From individual cases to institution: what this thread is trying to say
Line up the infringement SOP, the identity impersonation, the government letters, the API rules, and the DNS-RPZ mis-block, and a consistent governance philosophy surfaces. And almost none of it was designed in advance; most of it was forced into being by one real case after another, and then settled into place:
- Procedure before verdict. Whether it is leaving the user 24 hours or asking both sides of a report to produce proof, the point is to “give the procedure first,” rather than rushing to a penalty.
- Not over-complying is built on minimal collection decided in advance. “There is not much to hand over” is the result of a design, not a posture struck in the moment, so there is no need to redo a political judgment for every letter.
- The separation of jurisdiction hands the judgment back to technical fact. With the back end outside Taiwan and de-identification on a regular schedule, the line between “refusing” and “having no way to provide” falls on the verifiable question of whether the data still exists.

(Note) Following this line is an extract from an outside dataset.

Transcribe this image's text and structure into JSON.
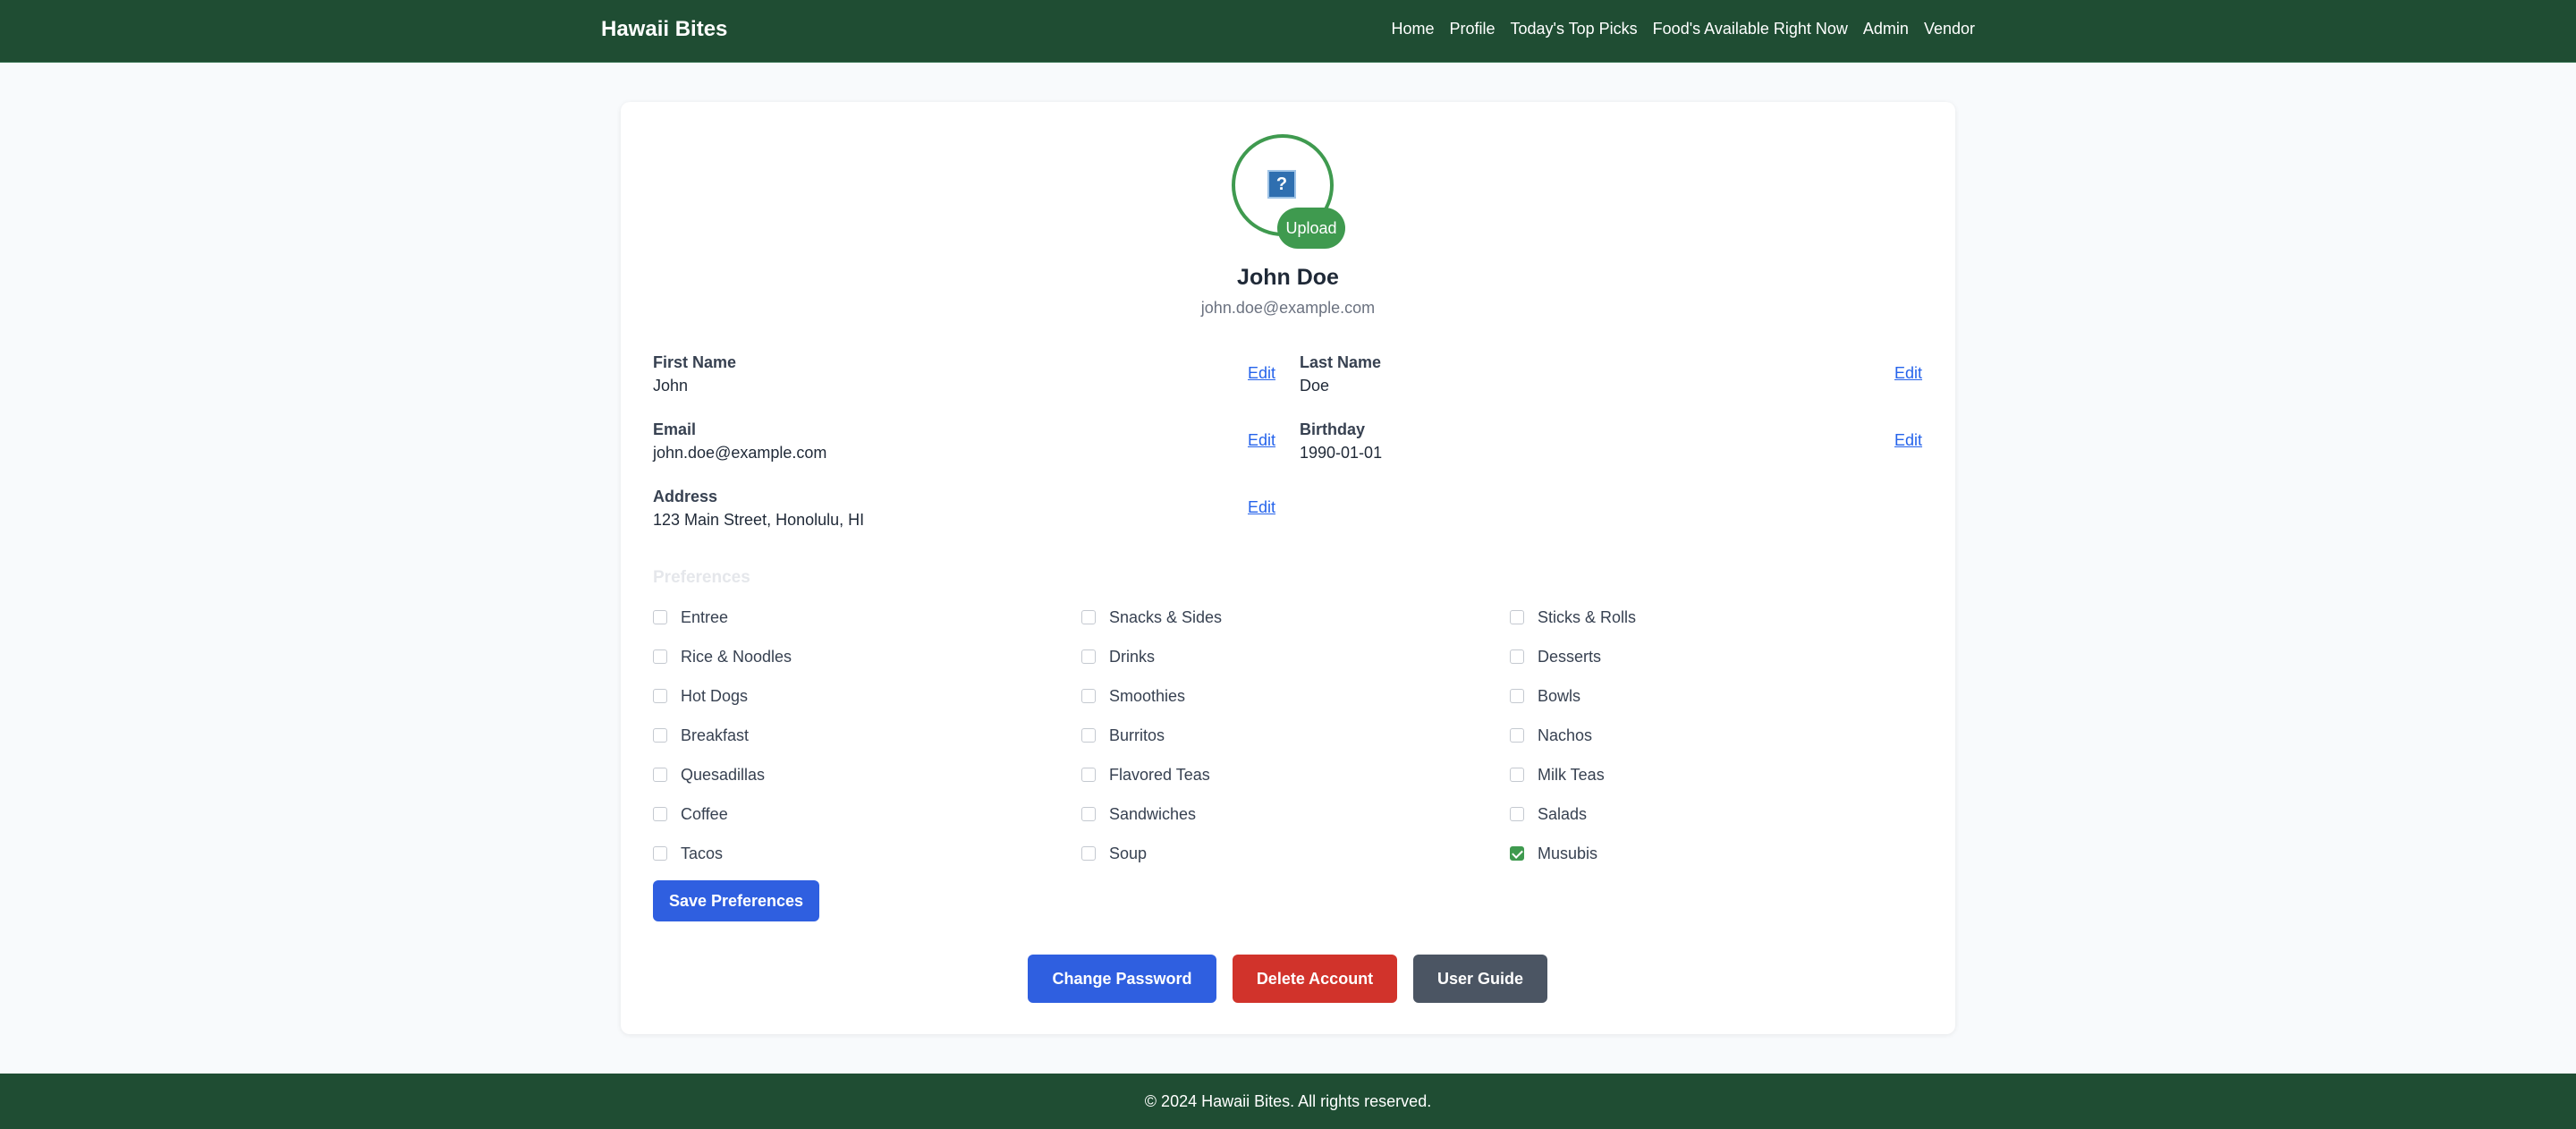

- Apply the same measure to yourself. The transparency, appeal, and remedy it demanded of its users became, in 2025, exactly what it hoped to receive when it was the one being governed.
This thread echoes the chapter “NCC clause-by-clause compliance self-assessment” directly: when the platform treats “notice in advance, an appeal channel that can actually be found, and the principle of proportionality” as its demands on external governance, it is in fact asserting a minimum set of procedures that should hold no matter who does the governing — and that measure includes the platform itself. Matters' value lies not in every one of its judgments being correct, but in its having left the traces of those judgments behind, so that those who come after can use them as a basis to debate: a platform that deliberately collects no personal data and keeps its back end offshore — how far, in the end, can it comply, and what should it hold the line on? This is exactly the square that “opening the box, transparently” wants to lay out on the table.